E pensare che l’uomo si levò dal pianeta Terra, nell’aria, acquisendo la
comprensione del mondo, soltanto nel 1783 con il primo pallone aerostatico, la
mongolfiera, opera dei fratelli francesi Montgolfier. Grazie all’aria calda
immessa nel pallone, l’uomo si staccò dalla Terra per un’altezza di 2 km in 10
minuti. Nascono gli aeronauti che poi diventano astro e cosmonauti con il primo
viaggio di Gagarin nel 1961 che osservò per primo la Terra dallo spazio ed che
ora della Terra abbiamo fotografie scattate dal lontano pianeta Saturno che ci
mostrano un semplice puntino azzurro.
Come ha fatto l’uomo a scoprire le proprietà di un oggetto invisibile? Fu
Antoine Henry Bequerel che il 1° marzo 1896 percepì e vide una radiazione
flebile su una lastra fotografica: era una radiazione elettromagnetica. Si
rivelò quindi l’invisibile, casualmente, dando inizio a ricerche per svelarne il
contenuto dell’atomo, utilizzando acceleratori potenti (vedi LHC al Cern di
Ginevra) che imitano con le alte energie ciò che avviene non solo nel Sole, ma
in tutte le stelle e galassie che ionizzano e reionizzano l’universo dalla sua
nascita.
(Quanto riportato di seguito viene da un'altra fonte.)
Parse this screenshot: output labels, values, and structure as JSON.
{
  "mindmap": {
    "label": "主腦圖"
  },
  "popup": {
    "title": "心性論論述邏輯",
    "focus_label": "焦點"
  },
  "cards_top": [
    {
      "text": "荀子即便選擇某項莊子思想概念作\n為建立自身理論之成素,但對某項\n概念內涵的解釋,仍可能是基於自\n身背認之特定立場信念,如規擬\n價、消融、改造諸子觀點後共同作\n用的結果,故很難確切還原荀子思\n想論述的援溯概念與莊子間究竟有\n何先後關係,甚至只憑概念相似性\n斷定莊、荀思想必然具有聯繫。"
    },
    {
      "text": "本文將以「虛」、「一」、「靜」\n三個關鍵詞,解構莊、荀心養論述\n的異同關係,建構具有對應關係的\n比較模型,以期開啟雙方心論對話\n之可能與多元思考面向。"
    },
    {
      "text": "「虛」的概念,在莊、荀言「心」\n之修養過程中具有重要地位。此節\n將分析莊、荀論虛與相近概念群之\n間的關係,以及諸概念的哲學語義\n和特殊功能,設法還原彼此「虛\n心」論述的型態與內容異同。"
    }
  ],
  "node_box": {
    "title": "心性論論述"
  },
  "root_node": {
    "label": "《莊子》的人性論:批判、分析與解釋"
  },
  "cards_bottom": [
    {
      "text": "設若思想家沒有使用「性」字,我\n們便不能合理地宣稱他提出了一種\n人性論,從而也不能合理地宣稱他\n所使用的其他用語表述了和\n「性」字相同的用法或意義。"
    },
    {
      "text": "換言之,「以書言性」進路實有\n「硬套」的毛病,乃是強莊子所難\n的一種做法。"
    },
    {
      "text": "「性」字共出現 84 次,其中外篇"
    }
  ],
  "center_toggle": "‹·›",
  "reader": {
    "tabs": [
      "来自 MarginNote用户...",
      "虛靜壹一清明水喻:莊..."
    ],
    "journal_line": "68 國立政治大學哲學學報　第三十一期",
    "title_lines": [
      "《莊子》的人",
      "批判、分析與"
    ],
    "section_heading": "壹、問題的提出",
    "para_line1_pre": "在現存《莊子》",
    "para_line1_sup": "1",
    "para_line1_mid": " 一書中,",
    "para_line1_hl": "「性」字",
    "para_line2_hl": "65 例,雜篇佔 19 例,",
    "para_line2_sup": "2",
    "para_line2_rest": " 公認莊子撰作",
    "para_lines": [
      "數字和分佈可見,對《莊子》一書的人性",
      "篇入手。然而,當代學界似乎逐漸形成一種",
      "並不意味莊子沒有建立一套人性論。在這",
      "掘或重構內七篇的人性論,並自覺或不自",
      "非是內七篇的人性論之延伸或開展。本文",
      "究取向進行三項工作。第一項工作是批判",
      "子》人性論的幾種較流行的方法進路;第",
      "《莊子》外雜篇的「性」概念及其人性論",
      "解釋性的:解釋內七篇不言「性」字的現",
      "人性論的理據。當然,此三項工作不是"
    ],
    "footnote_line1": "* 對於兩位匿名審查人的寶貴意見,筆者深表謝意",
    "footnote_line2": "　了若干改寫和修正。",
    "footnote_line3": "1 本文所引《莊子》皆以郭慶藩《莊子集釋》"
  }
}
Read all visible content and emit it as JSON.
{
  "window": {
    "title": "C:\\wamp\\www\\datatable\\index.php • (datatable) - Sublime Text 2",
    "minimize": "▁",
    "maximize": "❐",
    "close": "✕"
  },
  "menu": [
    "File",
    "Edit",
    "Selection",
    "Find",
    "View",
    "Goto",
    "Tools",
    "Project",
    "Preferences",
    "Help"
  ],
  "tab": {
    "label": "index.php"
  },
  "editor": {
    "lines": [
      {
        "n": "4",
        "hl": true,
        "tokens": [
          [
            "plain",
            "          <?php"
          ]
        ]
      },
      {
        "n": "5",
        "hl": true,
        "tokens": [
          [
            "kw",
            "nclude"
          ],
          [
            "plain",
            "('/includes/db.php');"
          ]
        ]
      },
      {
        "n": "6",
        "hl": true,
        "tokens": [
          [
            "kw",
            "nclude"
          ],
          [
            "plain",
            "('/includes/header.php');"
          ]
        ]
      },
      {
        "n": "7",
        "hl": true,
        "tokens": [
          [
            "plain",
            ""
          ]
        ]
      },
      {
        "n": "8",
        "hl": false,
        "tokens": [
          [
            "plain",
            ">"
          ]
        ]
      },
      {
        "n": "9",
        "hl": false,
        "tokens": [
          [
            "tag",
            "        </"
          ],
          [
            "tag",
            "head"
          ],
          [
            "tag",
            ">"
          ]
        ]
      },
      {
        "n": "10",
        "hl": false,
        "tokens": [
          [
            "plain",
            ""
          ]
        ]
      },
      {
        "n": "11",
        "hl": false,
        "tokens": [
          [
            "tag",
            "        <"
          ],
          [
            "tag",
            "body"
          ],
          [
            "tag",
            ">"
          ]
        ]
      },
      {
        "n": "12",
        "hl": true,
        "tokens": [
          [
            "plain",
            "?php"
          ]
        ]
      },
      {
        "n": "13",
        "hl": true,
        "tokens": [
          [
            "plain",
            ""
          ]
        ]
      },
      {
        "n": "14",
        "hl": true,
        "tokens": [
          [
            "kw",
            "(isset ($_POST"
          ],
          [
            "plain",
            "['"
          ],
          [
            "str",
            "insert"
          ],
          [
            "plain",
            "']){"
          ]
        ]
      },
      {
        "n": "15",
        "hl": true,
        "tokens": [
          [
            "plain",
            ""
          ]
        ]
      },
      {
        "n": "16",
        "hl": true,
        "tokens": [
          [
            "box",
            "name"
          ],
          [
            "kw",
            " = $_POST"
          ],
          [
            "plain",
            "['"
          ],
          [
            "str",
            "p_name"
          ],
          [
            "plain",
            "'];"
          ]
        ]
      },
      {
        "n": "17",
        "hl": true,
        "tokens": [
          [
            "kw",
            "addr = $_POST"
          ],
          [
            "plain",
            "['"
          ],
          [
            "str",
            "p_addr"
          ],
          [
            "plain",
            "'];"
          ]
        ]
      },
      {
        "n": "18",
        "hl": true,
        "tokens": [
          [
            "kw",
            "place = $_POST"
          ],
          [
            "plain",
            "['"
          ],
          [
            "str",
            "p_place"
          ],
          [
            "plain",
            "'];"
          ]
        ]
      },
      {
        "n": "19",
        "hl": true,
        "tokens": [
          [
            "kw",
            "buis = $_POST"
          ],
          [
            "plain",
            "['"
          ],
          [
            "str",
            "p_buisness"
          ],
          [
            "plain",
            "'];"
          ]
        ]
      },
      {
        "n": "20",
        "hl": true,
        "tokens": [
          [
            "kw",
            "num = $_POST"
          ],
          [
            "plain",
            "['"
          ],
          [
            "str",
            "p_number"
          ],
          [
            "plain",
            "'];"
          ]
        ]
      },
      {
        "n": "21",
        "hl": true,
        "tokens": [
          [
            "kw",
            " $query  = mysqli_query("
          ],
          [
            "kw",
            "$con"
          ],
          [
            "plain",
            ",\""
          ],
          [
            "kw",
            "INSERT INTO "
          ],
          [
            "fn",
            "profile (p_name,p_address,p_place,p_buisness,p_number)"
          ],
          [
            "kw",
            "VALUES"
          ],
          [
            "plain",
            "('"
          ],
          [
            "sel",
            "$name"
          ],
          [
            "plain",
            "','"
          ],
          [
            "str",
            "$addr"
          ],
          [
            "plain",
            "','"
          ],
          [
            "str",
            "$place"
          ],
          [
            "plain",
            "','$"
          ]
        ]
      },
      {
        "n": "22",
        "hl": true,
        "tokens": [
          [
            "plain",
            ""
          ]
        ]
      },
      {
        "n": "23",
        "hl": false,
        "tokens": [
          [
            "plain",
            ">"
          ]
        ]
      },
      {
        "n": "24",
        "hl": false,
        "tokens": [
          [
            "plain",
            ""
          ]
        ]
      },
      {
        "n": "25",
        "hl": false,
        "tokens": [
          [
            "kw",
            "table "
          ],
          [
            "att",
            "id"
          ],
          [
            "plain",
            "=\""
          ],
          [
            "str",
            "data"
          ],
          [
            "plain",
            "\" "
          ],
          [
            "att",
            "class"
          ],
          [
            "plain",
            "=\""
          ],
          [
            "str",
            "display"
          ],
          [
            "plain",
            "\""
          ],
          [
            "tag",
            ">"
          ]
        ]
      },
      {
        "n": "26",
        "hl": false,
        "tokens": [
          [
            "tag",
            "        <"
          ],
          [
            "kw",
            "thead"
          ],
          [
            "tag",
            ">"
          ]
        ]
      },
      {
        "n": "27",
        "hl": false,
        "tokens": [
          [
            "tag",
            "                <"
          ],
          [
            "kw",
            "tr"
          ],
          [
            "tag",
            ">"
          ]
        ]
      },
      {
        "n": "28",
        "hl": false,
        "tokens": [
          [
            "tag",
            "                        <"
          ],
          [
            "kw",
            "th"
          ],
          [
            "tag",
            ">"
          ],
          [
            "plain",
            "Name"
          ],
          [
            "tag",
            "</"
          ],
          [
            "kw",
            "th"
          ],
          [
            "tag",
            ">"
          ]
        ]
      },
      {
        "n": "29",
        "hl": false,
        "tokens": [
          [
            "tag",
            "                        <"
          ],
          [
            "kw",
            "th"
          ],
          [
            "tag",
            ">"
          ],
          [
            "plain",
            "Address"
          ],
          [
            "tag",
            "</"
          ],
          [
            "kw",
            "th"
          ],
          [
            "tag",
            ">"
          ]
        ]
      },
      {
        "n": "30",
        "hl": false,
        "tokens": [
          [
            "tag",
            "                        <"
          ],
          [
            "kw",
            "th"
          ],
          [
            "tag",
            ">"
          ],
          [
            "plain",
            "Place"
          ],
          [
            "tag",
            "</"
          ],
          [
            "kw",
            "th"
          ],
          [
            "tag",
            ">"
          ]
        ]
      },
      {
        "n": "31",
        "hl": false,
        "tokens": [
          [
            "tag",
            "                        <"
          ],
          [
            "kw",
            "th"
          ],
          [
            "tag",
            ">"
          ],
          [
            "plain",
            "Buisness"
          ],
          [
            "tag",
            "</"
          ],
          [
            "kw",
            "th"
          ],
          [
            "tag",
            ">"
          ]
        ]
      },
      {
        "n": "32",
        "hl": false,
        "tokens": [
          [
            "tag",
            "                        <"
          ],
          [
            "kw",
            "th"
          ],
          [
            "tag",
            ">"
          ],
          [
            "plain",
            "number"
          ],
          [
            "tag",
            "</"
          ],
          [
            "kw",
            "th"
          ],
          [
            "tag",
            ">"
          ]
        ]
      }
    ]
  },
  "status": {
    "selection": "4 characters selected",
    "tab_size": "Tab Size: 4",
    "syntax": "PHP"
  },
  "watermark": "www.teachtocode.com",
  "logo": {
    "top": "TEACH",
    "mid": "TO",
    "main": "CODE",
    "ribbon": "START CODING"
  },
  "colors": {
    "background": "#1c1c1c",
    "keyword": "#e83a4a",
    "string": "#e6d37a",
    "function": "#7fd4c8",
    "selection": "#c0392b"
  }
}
E’ la fusione nucleare. Un mondo microscopico, prima teorizzato dagli
scienziati dapprima teorizzato dagli scienziati e poi fatto emergere con gli
esperimenti. L’autore ci spiega che nulla rimane nascosto e uno “zoo di
particelle” emerge formando una ricca tavola periodica, le cui scoperte hanno
valso a molti scienziati premio Nobel. Dall’Idrogeno
H 1, a Oganesson, Og 118, la tavola periodica non è ancora completa.
Gli alchimisti furono i primi a voler trasformare il mondo e la natura.
Le loro idee derivavano dagli antichi greci: terra-acqua-aria-fuoco, volevano
trasformare o meglio, trasmutare i metalli vili in oro, metallo nobile. E’ un
processo chimico-fisico che li “trasmuta”, è un processo che avviene nelle
stelle e che noi cerchiamo di imitare. Quindi gli elementi chimici non sono
immutabili come voleva la concezione precedente. I fautori di questa scoperta
sono Blakett che per primo scoprì la “trasmutazione” con una reazione nucleare.
Mentre Rutherford e Soddy nel 1901 osservarono come il Torio Th 90, decadendo
alfa, divenne Radio Ra88. E la “pietra filosofale”? Fu poi concretizzata?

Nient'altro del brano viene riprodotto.